Done! Return prev = [3]

🎭 Reverse Linked List II

The Twist

Reverse only part of the list!

Example:

Input:  1 → 2 → 3 → 4 → 5
Reverse from position 2 to 4
Output: 1 → 4 → 3 → 2 → 5

The Strategy

1. Walk to position before the start
2. Reverse the middle section
3. Reconnect the ends

Node reverseBetween(Node head,
                    int left, int right) {
    Node dummy = new Node(0);
    dummy.next = head;
    Node prev = dummy;

    // Step 1: Walk to left-1
    for (int i = 1; i < left; i++) {
        prev = prev.next;
    }

    // Step 2: Reverse [left, right]
    Node curr = prev.next;
    for (int i = 0; i < right - left; i++) {
        Node next = curr.next;
        curr.next = next.next;
        next.next = prev.next;
        prev.next = next;
    }

    return dummy.next;
}

graph TD
    A["Before: 1→2→3→4→5"] --> B["Find start position"]
    B --> C["Reverse 2→3→4"]
    C --> D["After: 1→4→3→2→5"]

🎪 Reverse Nodes in k-Group

The Grand Challenge

Reverse nodes in groups of k!

Example (k=3):

Input:  1 → 2 → 3 → 4 → 5 → 6 → 7
Output: 3 → 2 → 1 → 6 → 5 → 4 → 7
        \_______/   \_______/   ↑
        Group 1     Group 2    Leftover

The Algorithm

1. Count k nodes (do we have enough?)
2. Reverse those k nodes
3. Recursively handle the rest
4. Connect everything

Node reverseKGroup(Node head, int k) {
    // Count k nodes
    Node curr = head;
    int count = 0;
    while (curr != null && count < k) {
        curr = curr.next;
        count++;
    }

    // Not enough?
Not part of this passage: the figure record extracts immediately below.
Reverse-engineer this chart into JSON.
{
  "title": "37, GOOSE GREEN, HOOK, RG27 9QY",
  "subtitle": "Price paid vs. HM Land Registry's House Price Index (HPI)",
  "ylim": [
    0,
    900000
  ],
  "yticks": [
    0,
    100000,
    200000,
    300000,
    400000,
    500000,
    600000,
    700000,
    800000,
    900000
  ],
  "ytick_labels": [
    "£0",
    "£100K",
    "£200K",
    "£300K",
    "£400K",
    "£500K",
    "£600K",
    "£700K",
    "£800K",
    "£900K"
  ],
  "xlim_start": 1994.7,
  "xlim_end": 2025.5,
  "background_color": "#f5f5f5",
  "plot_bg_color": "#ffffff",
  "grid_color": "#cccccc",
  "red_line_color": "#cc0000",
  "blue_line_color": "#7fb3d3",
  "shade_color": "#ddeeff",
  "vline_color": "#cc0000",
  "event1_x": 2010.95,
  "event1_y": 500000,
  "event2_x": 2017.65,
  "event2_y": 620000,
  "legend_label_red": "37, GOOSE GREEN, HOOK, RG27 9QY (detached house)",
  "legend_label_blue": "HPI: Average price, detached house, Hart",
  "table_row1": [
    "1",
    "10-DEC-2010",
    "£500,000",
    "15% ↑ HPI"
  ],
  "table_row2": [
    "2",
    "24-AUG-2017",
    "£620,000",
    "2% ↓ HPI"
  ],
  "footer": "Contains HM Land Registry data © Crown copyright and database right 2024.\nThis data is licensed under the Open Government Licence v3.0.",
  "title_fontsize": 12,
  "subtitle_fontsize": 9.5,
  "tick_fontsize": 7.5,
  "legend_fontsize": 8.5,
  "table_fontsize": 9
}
Keep as is
    if (count < k) return head;

    // Reverse k nodes
    Node prev = null;
    curr = head;
    for (int i = 0; i < k; i++) {
        Node next = curr.next;
        curr.next = prev;
        prev = curr;
        curr = next;
    }

    // head is now tail of reversed
    // Connect to rest (recursively)
    head.next = reverseKGroup(curr, k);

    return prev; // New head
}

Visual Journey

k=2: [1]→[2]→[3]→[4]→[5]

Round 1: Reverse [1,2]
         [2]→[1] [3]→[4]→[5]

Round 2: Reverse [3,4]
         [2]→[1]→[4]→[3] [5]

Round 3: Only [5] left (< k)
         [2]→[1]→[4]→[3]→[5]

🎓 Summary: Your Linked List Toolkit

💡 Golden Rules

1. When stuck: Draw it out! Boxes and arrows.
2. Edge cases: Empty list? One node? Use dummy!
3. Slow + Fast: Solves cycles AND middle problems
4. Reversal: Always track prev, curr, next
5. Partial reversal: Find the boundaries first

You’ve got this! 🚀

Linked lists are like LEGO chains—once you understand how pieces connect, you can build anything!